From Myths to Early Measurements of the Cosmos The history of our understanding of the universe is a journey from supernatural storytelling to rigorous logical inquiry. For millennia, humans relied on creation myths—from Chinese legends of giants carving the landscape to West African tales of gods forming solid ground—to explain the world's origins. These stories invoked supernatural beings to explain natural phenomena and were considered absolute truths, with any questioning often seen as heresy. A fundamental shift occurred in the sixth century BC when Greek philosophers began seeking explanations for the natural world without resorting to deities. Figures like Anaximander and Xenophanes proposed that the sun and stars were physical objects, like fire-filled rings or burning gases, rather than gods in chariots. While their specific theories were often incorrect, their approach was revolutionary because it invited criticism, refinement, and logical debate, marking the birth of cosmology.

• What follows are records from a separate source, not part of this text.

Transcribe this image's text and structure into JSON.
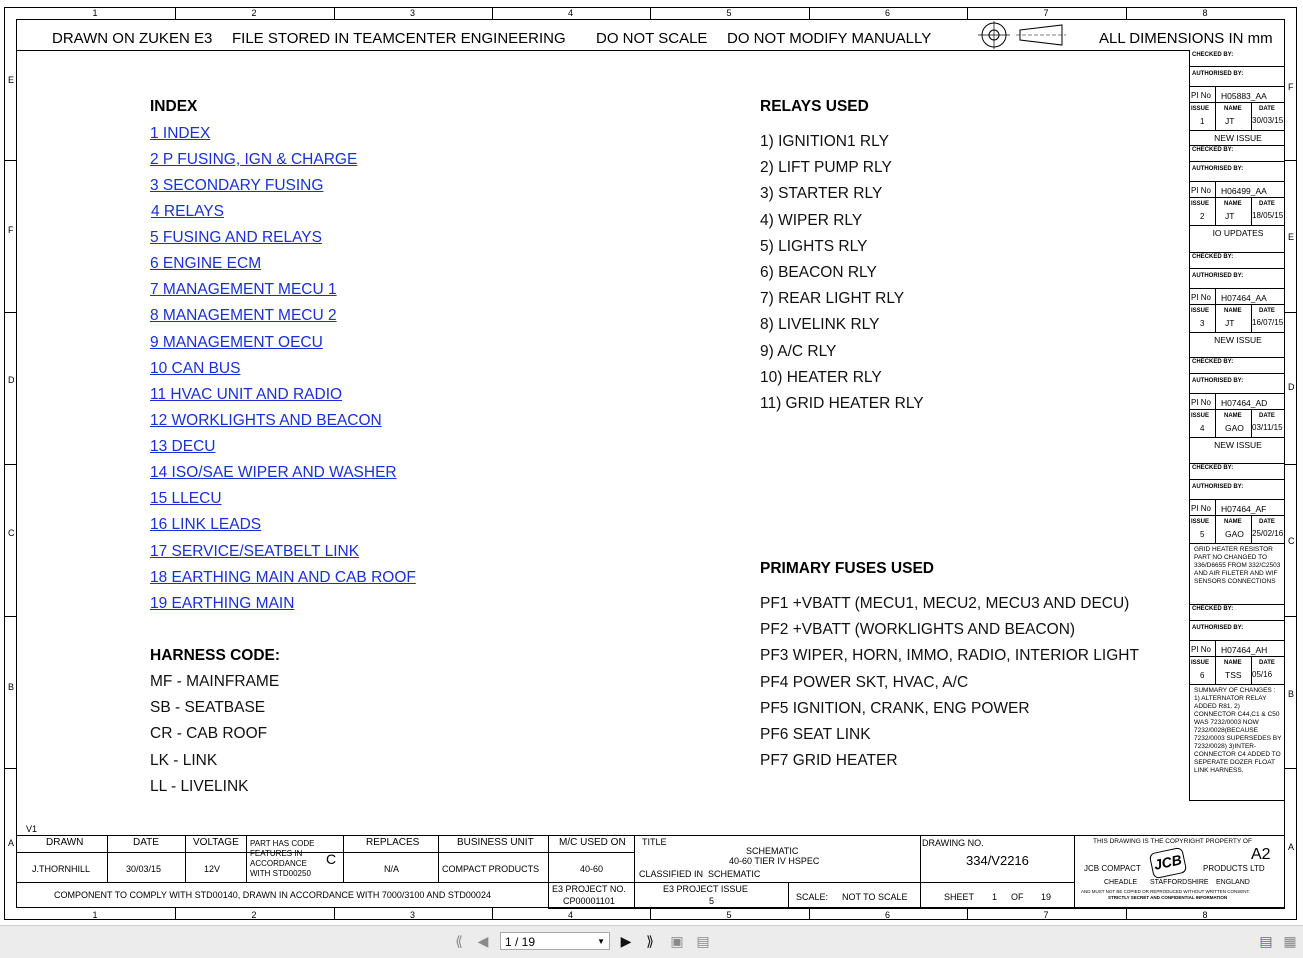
{
  "header_bar": {
    "drawn_on": "DRAWN ON ZUKEN E3",
    "file_stored": "FILE STORED IN TEAMCENTER ENGINEERING",
    "do_not_scale": "DO NOT SCALE",
    "do_not_modify": "DO NOT MODIFY MANUALLY",
    "dimensions": "ALL DIMENSIONS IN mm"
  },
  "grid": {
    "columns_top": [
      "1",
      "2",
      "3",
      "4",
      "5",
      "6",
      "7",
      "8"
    ],
    "columns_bottom": [
      "1",
      "2",
      "3",
      "4",
      "5",
      "6",
      "7",
      "8"
    ],
    "rows_left": [
      "E",
      "F",
      "D",
      "C",
      "B",
      "A"
    ],
    "rows_right": [
      "F",
      "E",
      "D",
      "C",
      "B",
      "A"
    ]
  },
  "index": {
    "title": "INDEX",
    "items": [
      "1 INDEX",
      "2 P FUSING, IGN & CHARGE",
      "3 SECONDARY FUSING",
      "4 RELAYS",
      "5 FUSING AND RELAYS",
      "6 ENGINE ECM",
      "7 MANAGEMENT MECU 1",
      "8 MANAGEMENT MECU 2",
      "9 MANAGEMENT OECU ",
      "10 CAN BUS",
      "11 HVAC UNIT AND RADIO",
      "12 WORKLIGHTS AND BEACON",
      "13 DECU",
      "14 ISO/SAE WIPER AND WASHER",
      "15 LLECU",
      "16 LINK LEADS",
      "17 SERVICE/SEATBELT LINK",
      "18 EARTHING MAIN AND CAB ROOF",
      "19 EARTHING MAIN"
    ]
  },
  "harness": {
    "title": "HARNESS CODE:",
    "items": [
      "MF - MAINFRAME",
      "SB - SEATBASE",
      "CR - CAB ROOF",
      "LK - LINK",
      "LL - LIVELINK"
    ]
  },
  "relays": {
    "title": "RELAYS USED",
    "items": [
      "1) IGNITION1 RLY",
      "2) LIFT PUMP RLY",
      "3) STARTER RLY",
      "4) WIPER RLY",
      "5) LIGHTS RLY",
      "6) BEACON RLY",
      "7) REAR LIGHT RLY",
      "8) LIVELINK RLY",
      "9) A/C RLY",
      "10) HEATER RLY",
      "11) GRID HEATER RLY"
    ]
  },
  "fuses": {
    "title": "PRIMARY FUSES USED",
    "items": [
      "PF1 +VBATT (MECU1, MECU2, MECU3 AND DECU)",
      "PF2 +VBATT (WORKLIGHTS AND BEACON)",
      "PF3 WIPER, HORN, IMMO, RADIO, INTERIOR LIGHT",
      "PF4 POWER SKT, HVAC, A/C",
      "PF5 IGNITION, CRANK, ENG POWER",
      "PF6 SEAT LINK",
      "PF7 GRID HEATER"
    ]
  },
  "revisions": {
    "checked_label": "CHECKED BY:",
    "authorised_label": "AUTHORISED BY:",
    "pi_label": "PI No",
    "issue_label": "ISSUE",
    "name_label": "NAME",
    "date_label": "DATE",
    "entries": [
      {
        "pi": "H05883_AA",
        "issue": "1",
        "name": "JT",
        "date": "30/03/15",
        "desc": "NEW ISSUE"
      },
      {
        "pi": "H06499_AA",
        "issue": "2",
        "name": "JT",
        "date": "18/05/15",
        "desc": "IO UPDATES"
      },
      {
        "pi": "H07464_AA",
        "issue": "3",
        "name": "JT",
        "date": "16/07/15",
        "desc": "NEW ISSUE"
      },
      {
        "pi": "H07464_AD",
        "issue": "4",
        "name": "GAO",
        "date": "03/11/15",
        "desc": "NEW ISSUE"
      },
      {
        "pi": "H07464_AF",
        "issue": "5",
        "name": "GAO",
        "date": "25/02/16",
        "desc": "GRID HEATER RESISTOR PART NO CHANGED TO 336/D6655 FROM 332/C2503 AND AIR FILETER AND WIF SENSORS CONNECTIONS PROVIDED TO ENG ECU"
      },
      {
        "pi": "H07464_AH",
        "issue": "6",
        "name": "TSS",
        "date": "05/16",
        "desc": "SUMMARY OF CHANGES : 1) ALTERNATOR RELAY ADDED R81. 2) CONNECTOR C44,C1 & C50 WAS 7232/0003 NOW 7232/0028(BECAUSE 7232/0003 SUPERSEDES BY 7232/0028) 3)INTER-CONNECTOR C4 ADDED TO SEPERATE DOZER FLOAT LINK HARNESS."
      }
    ]
  },
  "title_block": {
    "version": "V1",
    "drawn_label": "DRAWN",
    "drawn_value": "J.THORNHILL",
    "date_label": "DATE",
    "date_value": "30/03/15",
    "voltage_label": "VOLTAGE",
    "voltage_value": "12V",
    "code_note": "PART HAS CODE FEATURES IN ACCORDANCE WITH STD00250",
    "code_letter": "C",
    "replaces_label": "REPLACES",
    "replaces_value": "N/A",
    "business_label": "BUSINESS UNIT",
    "business_value": "COMPACT PRODUCTS",
    "mc_label": "M/C USED ON",
    "mc_value": "40-60",
    "title_label": "TITLE",
    "title_line1": "SCHEMATIC",
    "title_line2": "40-60 TIER IV HSPEC",
    "classified_label": "CLASSIFIED IN",
    "classified_value": "SCHEMATIC",
    "drawing_no_label": "DRAWING NO.",
    "drawing_no": "334/V2216",
    "copyright": "THIS DRAWING IS THE COPYRIGHT PROPERTY OF",
    "company1": "JCB COMPACT",
    "company2": "PRODUCTS LTD",
    "logo": "JCB",
    "location1": "CHEADLE",
    "location2": "STAFFORDSHIRE",
    "location3": "ENGLAND",
    "size": "A2",
    "secret1": "AND MUST NOT BE COPIED OR REPRODUCED WITHOUT WRITTEN CONSENT.",
    "secret2": "STRICTLY SECRET AND CONFIDENTIAL INFORMATION",
    "comply": "COMPONENT TO COMPLY WITH STD00140, DRAWN IN ACCORDANCE WITH 7000/3100 AND STD00024",
    "e3_label": "E3 PROJECT NO.",
    "e3_value": "CP00001101",
    "e3_issue_label": "E3 PROJECT ISSUE",
    "e3_issue_value": "5",
    "scale_label": "SCALE:",
    "scale_value": "NOT TO SCALE",
    "sheet_label": "SHEET",
    "sheet_value": "1",
    "of_label": "OF",
    "of_value": "19"
  },
  "viewer": {
    "page_indicator": "1 / 19"
  }
}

Pythagoras furthered this rationalist movement by demonstrating that mathematics could describe reality. His discovery that musical harmony was governed by simple numerical ratios established the principle that the universe follows mathematical rules, which led to the scientific requirement that theories must be testable and compatible with observed reality. The Greeks used this logic to determine that the Earth was a sphere, observing how ships disappeared over the horizon and noting the round shadow the Earth cast on the moon during eclipses. In the third century BC, Eratosthenes achieved a milestone by scientifically measuring the Earth's circumference. By observing the difference in the sun's angle at noon between Alexandria and Syene, he used simple geometry to calculate the planet's size with remarkable accuracy. This discovery acted as a stepping stone, allowing thinkers like Aristarchus to estimate the sizes of the moon and sun and the distances between them, proving that the universe could be measured through intellect and simple tools.

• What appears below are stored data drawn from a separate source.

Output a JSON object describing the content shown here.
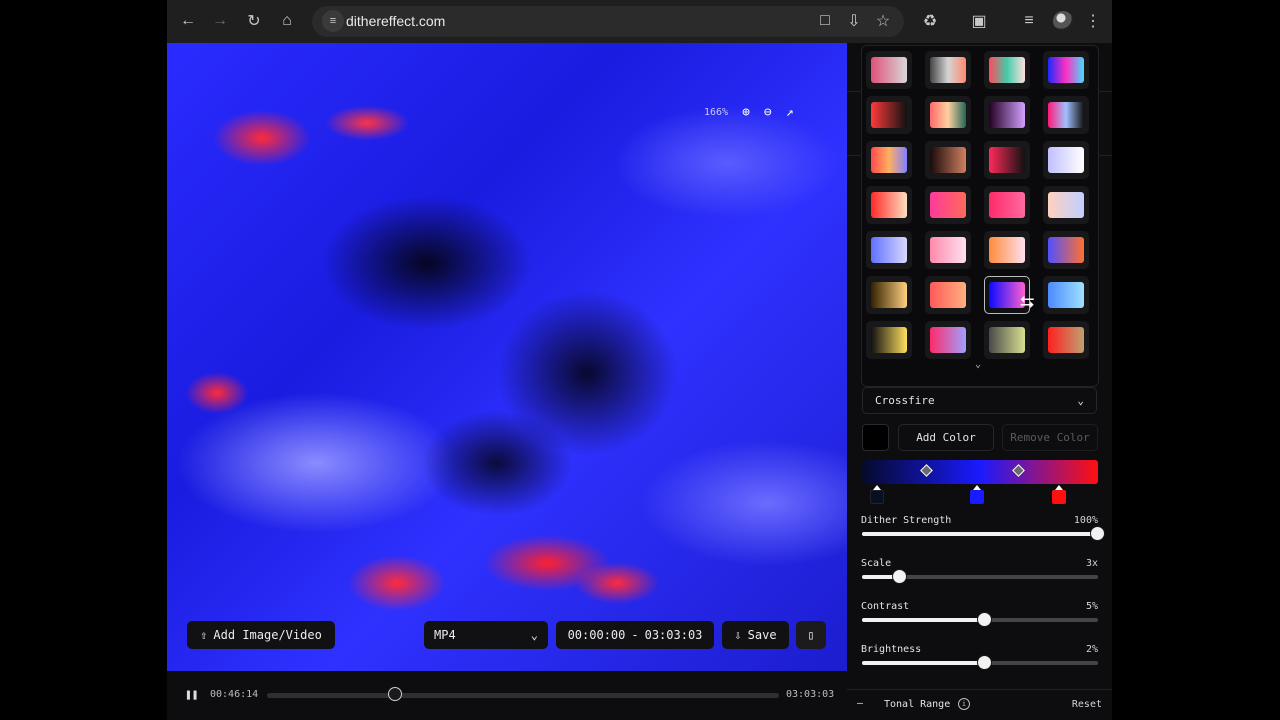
{
  "browser": {
    "url": "dithereffect.com",
    "icons": [
      "back-icon",
      "forward-icon",
      "reload-icon",
      "home-icon",
      "site-info-icon",
      "page-icon",
      "install-icon",
      "star-icon",
      "extensions-icon",
      "cast-icon",
      "reading-list-icon",
      "profile-avatar",
      "menu-icon"
    ]
  },
  "canvas": {
    "zoom": "166%",
    "zoom_in_icon": "zoom-in-icon",
    "zoom_out_icon": "zoom-out-icon",
    "fullscreen_icon": "fullscreen-icon"
  },
  "actions": {
    "add_media_label": "Add Image/Video",
    "format_value": "MP4",
    "time_start": "00:00:00",
    "time_sep": "-",
    "time_end": "03:03:03",
    "save_label": "Save"
  },
  "timeline": {
    "current": "00:46:14",
    "duration": "03:03:03",
    "progress": 0.25
  },
  "panel": {
    "palette_name": "Crossfire",
    "add_color_label": "Add Color",
    "remove_color_label": "Remove Color",
    "gradient_colors": [
      "#050a2a",
      "#1a1aff",
      "#ff1010"
    ],
    "presets": [
      [
        "#e0507a,#d8d8d8",
        "#444,#d4d4d4,#ff8a70",
        "#ff4a5a,#44ccaa,#ffe0e0",
        "#1a2aff,#ff30c0,#44ddff"
      ],
      [
        "#ff3a3a,#111",
        "#ff6a6a,#ffd0a0,#226655",
        "#220022,#d4a0ff",
        "#ff1a7a,#a0c0ff,#111"
      ],
      [
        "#ff4a4a,#ffb060,#8080ff",
        "#1a0a0a,#d08060",
        "#ff2a5a,#111",
        "#c0c0ff,#ffffff"
      ],
      [
        "#ff2a2a,#ffe0c0",
        "#ff3a9a,#ff6a5a",
        "#ff2a6a,#ff6aa0",
        "#ffd0c0,#c0d0ff"
      ],
      [
        "#6070ff,#d8d8ff",
        "#ff8aaa,#ffe0f0",
        "#ff8a3a,#ffe0f0",
        "#5050ff,#ff7030"
      ],
      [
        "#332200,#ffd080",
        "#ff5a5a,#ffb080",
        "#0a0aff,#ff60d0",
        "#4a8aff,#a0e0ff"
      ],
      [
        "#111,#ffe060",
        "#ff2a6a,#a0a0ff",
        "#4a4a4a,#d8e090",
        "#ff2020,#c0a070"
      ]
    ],
    "selected_preset": [
      5,
      2
    ],
    "sliders": [
      {
        "label": "Dither Strength",
        "value": "100%",
        "level": 1.0
      },
      {
        "label": "Scale",
        "value": "3x",
        "level": 0.16
      },
      {
        "label": "Contrast",
        "value": "5%",
        "level": 0.52
      },
      {
        "label": "Brightness",
        "value": "2%",
        "level": 0.52
      }
    ],
    "tonal_range_label": "Tonal Range",
    "reset_label": "Reset"
  }
}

Despite these breakthroughs, the Greek model of the universe remained Earth-centered for nearly two millennia. While Aristarchus had correctly proposed that the Earth orbits the sun and rotates on its axis, his peers rejected this view. It seemed to defy common sense; they argued that if the Earth moved, we would feel a constant wind, and they could not detect the slight shift in star positions known as stellar parallax. Consequently, the complex Ptolemaic system, with its intricate "circles within circles" to explain planetary paths, became the dominant authority. The Renaissance brought a direct challenge to this view through Nicholas Copernicus, who in the early sixteenth century formulated a model where the sun sat at the center of the universe. He argued that the apparent retrograde motion of planets was merely an optical illusion caused by our vantage point on a moving Earth. Fearing persecution, Copernicus delayed publishing his work until he was on his deathbed, and even then it was undermined by an unauthorized preface suggesting the model was just a mathematical convenience.
The Copernican model was initially less accurate than the Ptolemaic system because it assumed all orbits were perfect circles. It took the collaboration of Tycho Brahe, who provided the most accurate naked-eye observations in history, and Johannes Kepler, who used that data to discover that planets move in ellipses, to resolve this. This adjustment allowed the sun-centered model to predict planetary motions with unprecedented precision, satisfying the principle of Occam’s razor—that the simplest explanation is usually correct. Galileo Galilei provided the final evidentiary blow using the newly invented telescope. He discovered moons orbiting Jupiter, proving not everything revolved around Earth, and observed the phases of Venus, which could only occur if it orbited the sun. Despite being found guilty of heresy by the Inquisition, Galileo’s work established that the laws of physics, not religious dogma, dictate the movement of the heavens. By the nineteenth century, as geologists realized the Earth was billions of years old, many scientists assumed the universe was eternal, setting the stage for twentieth-century cosmologists to seek a definitive answer to how it all began.